One student has already passed the Fire College exam and the physical test. As soon as the student graduates and turns 18 he will become a firefighter. Another fire science student has passed the first portion of the Fire College exam and the physical test.
MPACT Principal Marsha Baugh has been talking to Information Transport Solutions about a partnership. Trane Area Service Manager Todd Clark has talked to students in the heating, ventilation, air conditioning (HVAC) major.
Alabama Power has worked with MPACT to set up a pilot program for future utility line workers and Baugh expects there will be other pilot programs at MPACT, which was scheduled to open in August.
Mike Jordan, area manager for Alabama Power’s Southern Division, was the first guest speaker in a First Fridays program operated by the Montgomery Area Chamber of Commerce, which included tours, mock interviews and guest speakers the first Friday of the month.
Perhaps one of the key partnerships is with Alabama Industrial Development Training, which is part of the Alabama Commerce Department and will have a home at MPACT. That home, which is the Montgomery Regional Workforce Training Center, gives students a chance to use AIDT resources and equipment during school hours. AIDT can access MPACT equipment after school.
The partnership between the school district and H. Councill Trenholm State Community College is likely to be enhanced – MPACT is located across the bypass from Trenholm.
“The impact of Trenholm and AIDT reflects on the idea of necessary resources being very close to where we need them to be,” said Montgomery Public Schools Superintendent Margaret Allen. “Having that close proximity is definitely a plus.”

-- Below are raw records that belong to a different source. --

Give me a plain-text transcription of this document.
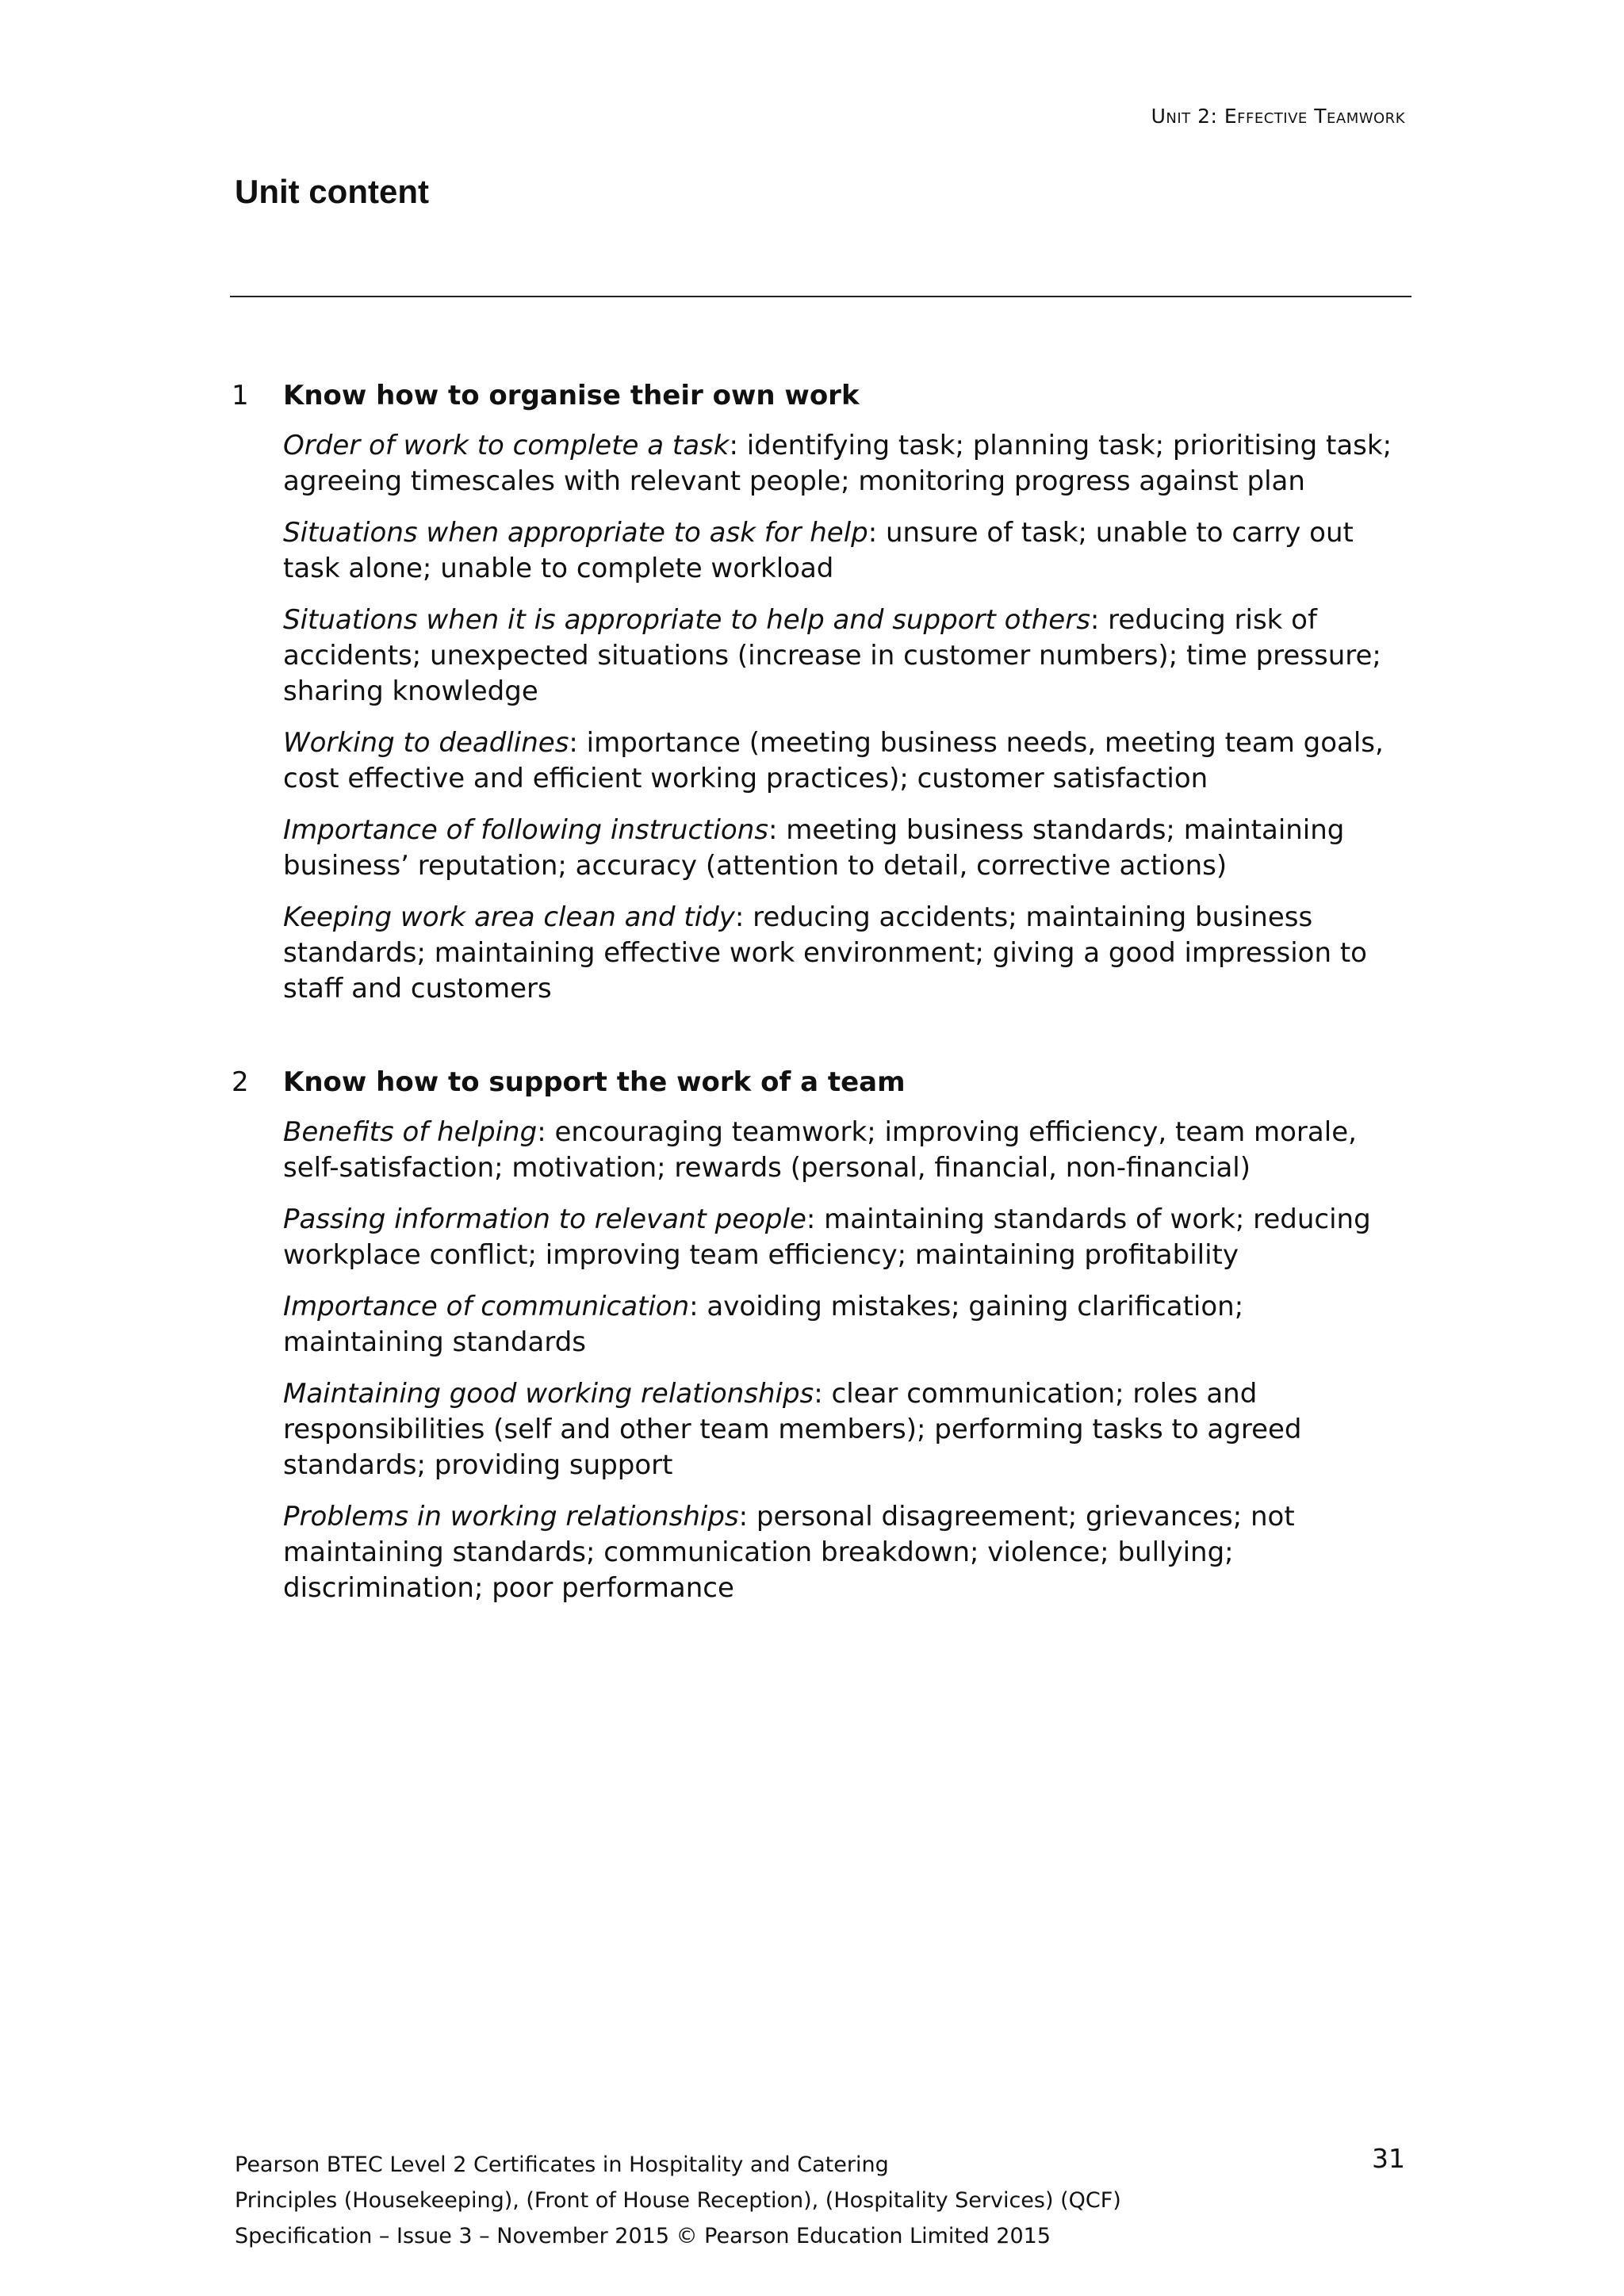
Unit 2: Effective Teamwork
Unit content
1	Know how to organise their own work
Order of work to complete a task: identifying task; planning task; prioritising task; agreeing timescales with relevant people; monitoring progress against plan
Situations when appropriate to ask for help: unsure of task; unable to carry out task alone; unable to complete workload
Situations when it is appropriate to help and support others: reducing risk of accidents; unexpected situations (increase in customer numbers); time pressure; sharing knowledge
Working to deadlines: importance (meeting business needs, meeting team goals, cost effective and efficient working practices); customer satisfaction
Importance of following instructions: meeting business standards; maintaining business’ reputation; accuracy (attention to detail, corrective actions)
Keeping work area clean and tidy: reducing accidents; maintaining business standards; maintaining effective work environment; giving a good impression to staff and customers
2	Know how to support the work of a team
Benefits of helping: encouraging teamwork; improving efficiency, team morale, self-satisfaction; motivation; rewards (personal, financial, non-financial)
Passing information to relevant people: maintaining standards of work; reducing workplace conflict; improving team efficiency; maintaining profitability
Importance of communication: avoiding mistakes; gaining clarification; maintaining standards
Maintaining good working relationships: clear communication; roles and responsibilities (self and other team members); performing tasks to agreed standards; providing support
Problems in working relationships: personal disagreement; grievances; not maintaining standards; communication breakdown; violence; bullying; discrimination; poor performance
Pearson BTEC Level 2 Certificates in Hospitality and Catering
Principles (Housekeeping), (Front of House Reception), (Hospitality Services) (QCF)
Specification – Issue 3 – November 2015 © Pearson Education Limited 2015
31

A boost to the dual enrollment program is likely with Trenholm so close, and now being a state community college after receiving accreditation. Students in dual enrollment attend high school and take community college courses at the same time and may graduate with both a high school degree and associate arts degree, or need to take a few more courses for their AA degree.
Allen hopes that partnerships with MPACT expand to other aspects of the district. “It would be awesome if more businesses want to be partners with Montgomery Public Schools,” she said.
Local businesses have turned to students in the technical education program for help. Even other schools have sought help, including building stairs to a stage.
“The partnerships that have come moving from a career tech center and this new building has opened up so many opportunities for our current students,” Baugh said. “I can only anticipate a tremendous amount (of more partnerships) once we’re able to get in here and have the proper equipment.”